The novel Gilead begins and ends with a similar affirmation. Old Reverend Ames tells his young son, “You might have a very different life from mine . . . and that would be a wonderful thing, there are many ways to live a good life.” And this from the final pages: “There are a thousand thousand reasons to live this life, every one of them sufficient.” And thousands of thousands of people living this life, every one of them cherished and sufficient and worthy of reverence.

Which makes me think, for some reason, of that baffling response Spencer Kimball once gave when someone asked him what he does when he finds himself in a boring sacrament meeting: “I don’t know,” he said, “I’ve never been in one.” That anecdote is usually told in the church with a little bit of a chuckle, because heaven knows some meetings are tedious.

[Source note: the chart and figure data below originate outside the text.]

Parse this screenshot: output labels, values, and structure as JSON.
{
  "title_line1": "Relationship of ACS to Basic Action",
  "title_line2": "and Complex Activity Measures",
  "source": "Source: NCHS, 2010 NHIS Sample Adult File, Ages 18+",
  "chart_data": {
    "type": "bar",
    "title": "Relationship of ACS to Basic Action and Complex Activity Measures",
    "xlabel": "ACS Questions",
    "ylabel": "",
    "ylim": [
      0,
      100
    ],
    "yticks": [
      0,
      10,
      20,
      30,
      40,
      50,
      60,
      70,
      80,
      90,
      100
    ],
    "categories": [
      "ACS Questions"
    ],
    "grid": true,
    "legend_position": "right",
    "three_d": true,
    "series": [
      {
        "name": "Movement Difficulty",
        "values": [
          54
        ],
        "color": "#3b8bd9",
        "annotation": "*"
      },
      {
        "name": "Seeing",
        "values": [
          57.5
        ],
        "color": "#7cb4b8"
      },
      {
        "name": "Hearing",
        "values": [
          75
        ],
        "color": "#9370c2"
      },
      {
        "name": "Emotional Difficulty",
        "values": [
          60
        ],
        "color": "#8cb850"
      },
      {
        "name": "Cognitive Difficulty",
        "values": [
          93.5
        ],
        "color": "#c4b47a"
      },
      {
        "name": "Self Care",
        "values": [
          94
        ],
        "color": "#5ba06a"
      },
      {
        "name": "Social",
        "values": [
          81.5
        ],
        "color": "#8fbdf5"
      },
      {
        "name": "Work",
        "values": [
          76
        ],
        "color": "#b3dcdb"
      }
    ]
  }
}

But a large part of communal worship may be the privilege of experiencing the holiness in others, of attending to someone’s utter otherness. This may be a large part of why I go to church—to learn to love and to briefly inhabit the foreign countries and strange planets of other people’s souls. Neal Maxwell once commented that “God is never bored . . . because of His perfect love for His children.” Boredom, then, is a failure of love, and also, I think, a failure of imagination. Every unusual human being, every ostensibly wearisome speaker, every oddity and every quirk I encounter is an invitation to see God’s image in the countenance of the other, is a summons to reverence.